As comédias provocativas de Steve Martin e Martin Short normalmente têm uma simples proposta: simplesmente colocar os dois juntos. Mesmo quando relembraram seus anos de amizade e colaboração numa entrevista por vídeo no início deste verão, não deixaram de entrar no ritmo familiar de cutucarem afetivamente um ao outro.
Quando Martin fazia uma autorreflexão, “se pudesse falar sobre mim mesmo por um segundo”, seu parceiro na tela viu que tinha ali uma oportunidade.
“Não gostaria que fosse diferente”, Short rapidamente interveio.
Alguns momentos depois Short fez um panorama do seu próprio trabalho - “Durante toda minha carreira tenho satirizado o narcisismo”, disse - e chegou a sua hora de receber o troco.
Martin respondeu: “exceto para você, não é uma sátira”.

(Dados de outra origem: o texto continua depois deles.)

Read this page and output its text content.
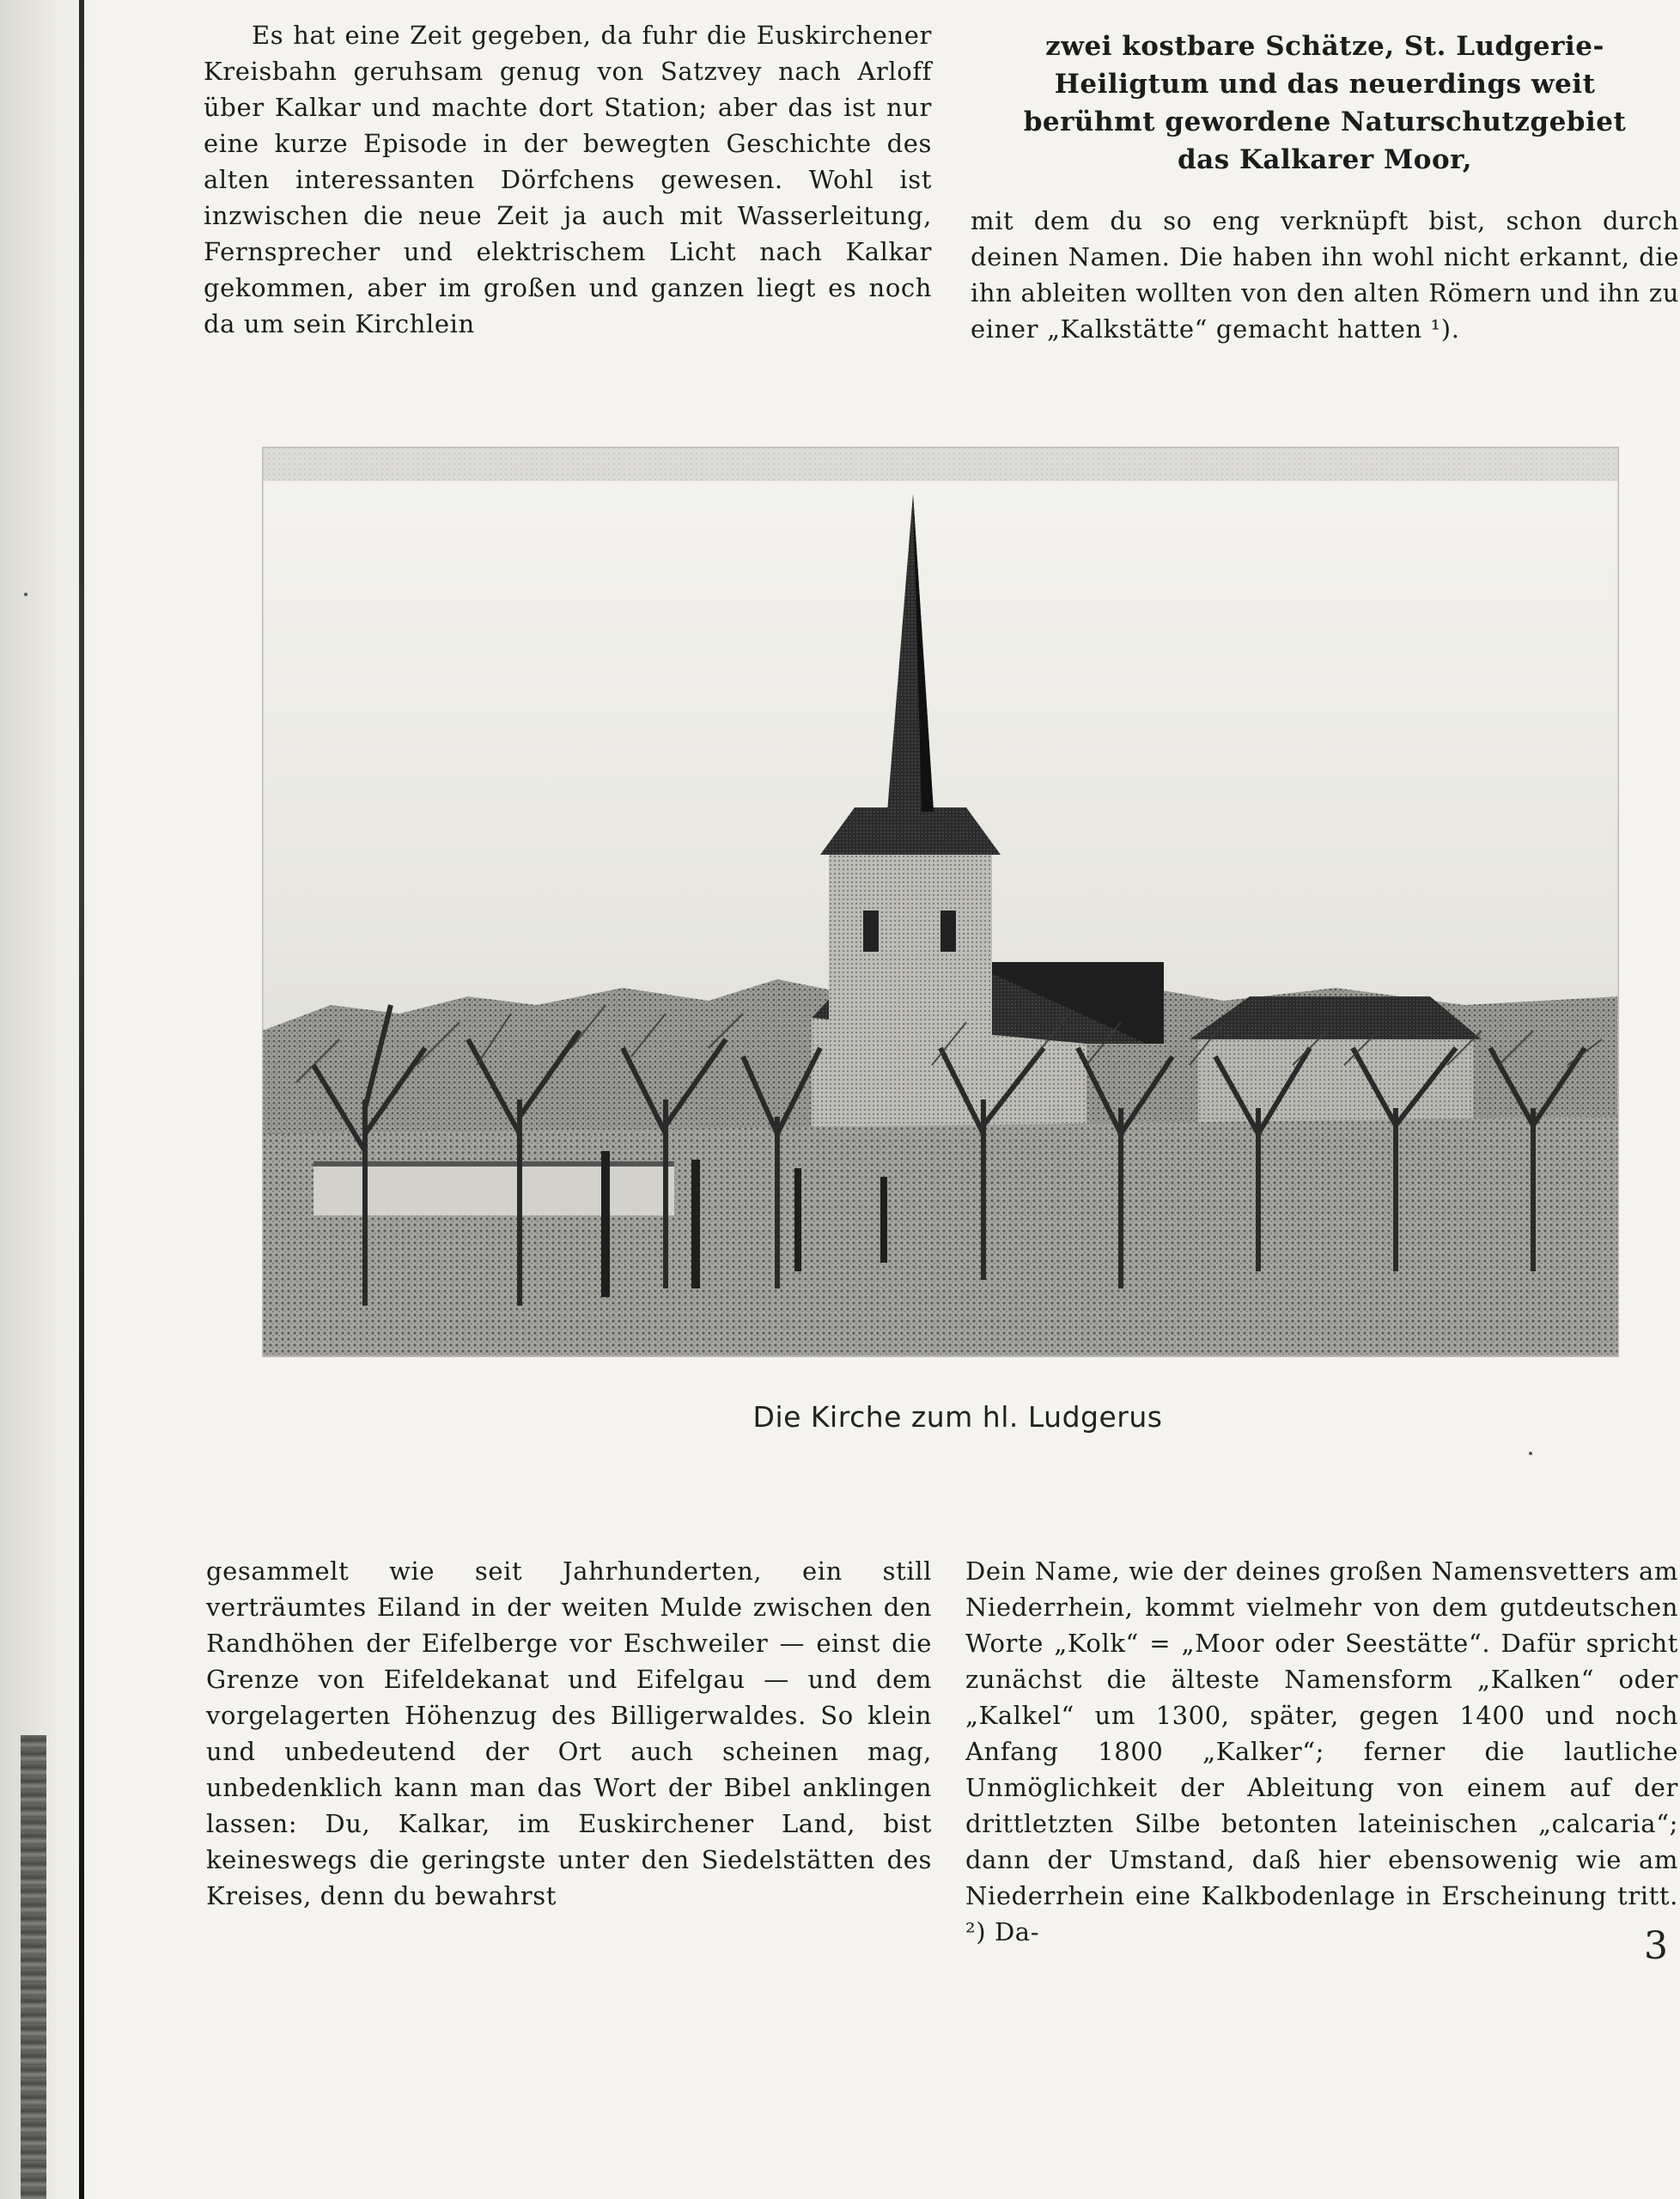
Es hat eine Zeit gegeben, da fuhr die Euskirchener Kreisbahn geruhsam genug von Satzvey nach Arloff über Kalkar und machte dort Station; aber das ist nur eine kurze Episode in der bewegten Geschichte des alten interessanten Dörfchens gewesen. Wohl ist inzwischen die neue Zeit ja auch mit Wasserleitung, Fernsprecher und elektrischem Licht nach Kalkar gekommen, aber im großen und ganzen liegt es noch da um sein Kirchlein
zwei kostbare Schätze, St. Ludgerie-
Heiligtum und das neuerdings weit
berühmt gewordene Naturschutzgebiet
das Kalkarer Moor,
mit dem du so eng verknüpft bist, schon durch deinen Namen. Die haben ihn wohl nicht erkannt, die ihn ableiten wollten von den alten Römern und ihn zu einer „Kalkstätte“ gemacht hatten ¹).
Die Kirche zum hl. Ludgerus
gesammelt wie seit Jahrhunderten, ein still verträumtes Eiland in der weiten Mulde zwischen den Randhöhen der Eifelberge vor Eschweiler — einst die Grenze von Eifeldekanat und Eifelgau — und dem vorgelagerten Höhenzug des Billigerwaldes. So klein und unbedeutend der Ort auch scheinen mag, unbedenklich kann man das Wort der Bibel anklingen lassen: Du, Kalkar, im Euskirchener Land, bist keineswegs die geringste unter den Siedelstätten des Kreises, denn du bewahrst
Dein Name, wie der deines großen Namensvetters am Niederrhein, kommt vielmehr von dem gutdeutschen Worte „Kolk“ = „Moor oder Seestätte“. Dafür spricht zunächst die älteste Namensform „Kalken“ oder „Kalkel“ um 1300, später, gegen 1400 und noch Anfang 1800 „Kalker“; ferner die lautliche Unmöglichkeit der Ableitung von einem auf der drittletzten Silbe betonten lateinischen „calcaria“; dann der Umstand, daß hier ebensowenig wie am Niederrhein eine Kalkbodenlage in Erscheinung tritt. ²) Da-	3
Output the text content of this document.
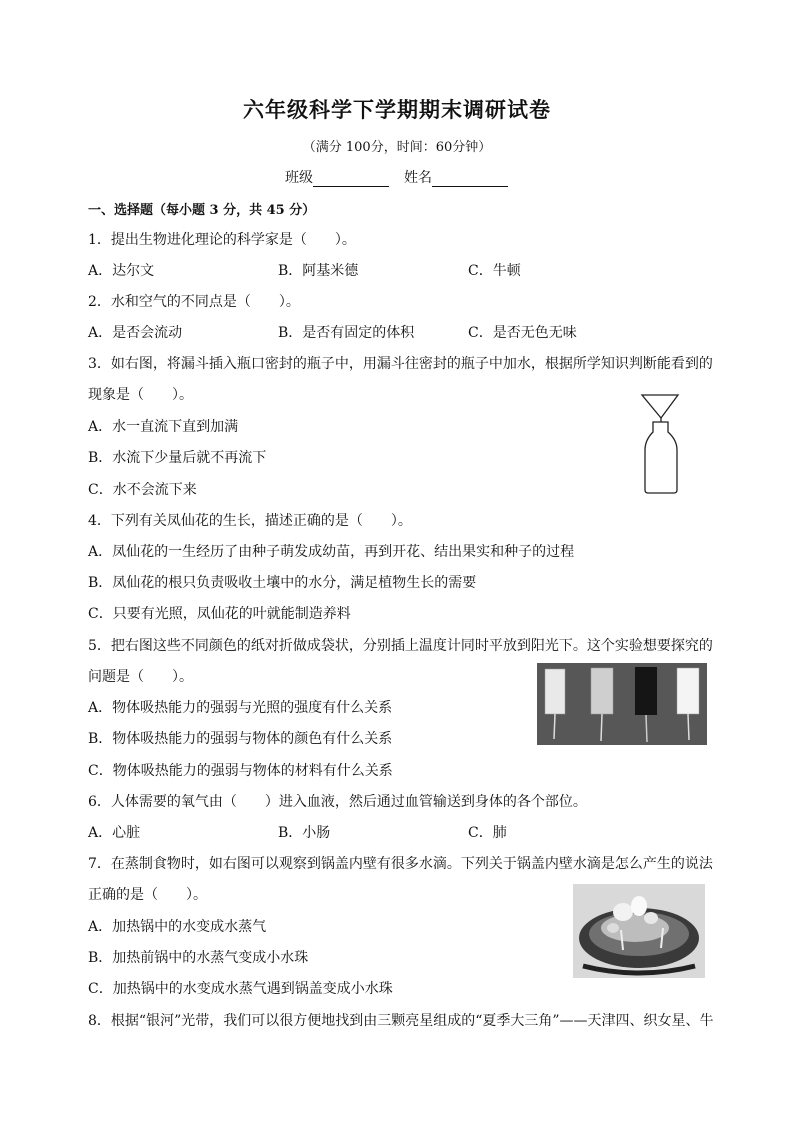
六年级科学下学期期末调研试卷
（满分 100分，时间：60分钟）
班级	姓名
一、选择题（每小题 3 分，共 45 分）
1．提出生物进化理论的科学家是（　　）。
A．达尔文	B．阿基米德	C．牛顿
2．水和空气的不同点是（　　）。
A．是否会流动	B．是否有固定的体积	C．是否无色无味
3．如右图，将漏斗插入瓶口密封的瓶子中，用漏斗往密封的瓶子中加水，根据所学知识判断能看到的
现象是（　　）。
A．水一直流下直到加满
B．水流下少量后就不再流下
C．水不会流下来
4．下列有关凤仙花的生长，描述正确的是（　　）。
A．凤仙花的一生经历了由种子萌发成幼苗，再到开花、结出果实和种子的过程
B．凤仙花的根只负责吸收土壤中的水分，满足植物生长的需要
C．只要有光照，凤仙花的叶就能制造养料
5．把右图这些不同颜色的纸对折做成袋状，分别插上温度计同时平放到阳光下。这个实验想要探究的
问题是（　　）。
A．物体吸热能力的强弱与光照的强度有什么关系
B．物体吸热能力的强弱与物体的颜色有什么关系
C．物体吸热能力的强弱与物体的材料有什么关系
6．人体需要的氧气由（　　）进入血液，然后通过血管输送到身体的各个部位。
A．心脏	B．小肠	C．肺
7．在蒸制食物时，如右图可以观察到锅盖内壁有很多水滴。下列关于锅盖内壁水滴是怎么产生的说法
正确的是（　　）。
A．加热锅中的水变成水蒸气
B．加热前锅中的水蒸气变成小水珠
C．加热锅中的水变成水蒸气遇到锅盖变成小水珠
8．根据“银河”光带，我们可以很方便地找到由三颗亮星组成的“夏季大三角”——天津四、织女星、牛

Eles fazem esse tipo de alfinetadas verbais rápidas comumente. Mas o que acontece quando você tira esses atores veteranos da sua zona de conforto e os coloca numa série de TV interpretando comediantes decrépitos, decadentes? E quando se juntam com um terceiro ator que de nenhuma maneira faz parte do seu grupo demográfico, no caso uma atriz, Selena Gomez? E se a série não for apenas uma paródia implacável da vida em Nova York, mas também sobre assassinatos misteriosos?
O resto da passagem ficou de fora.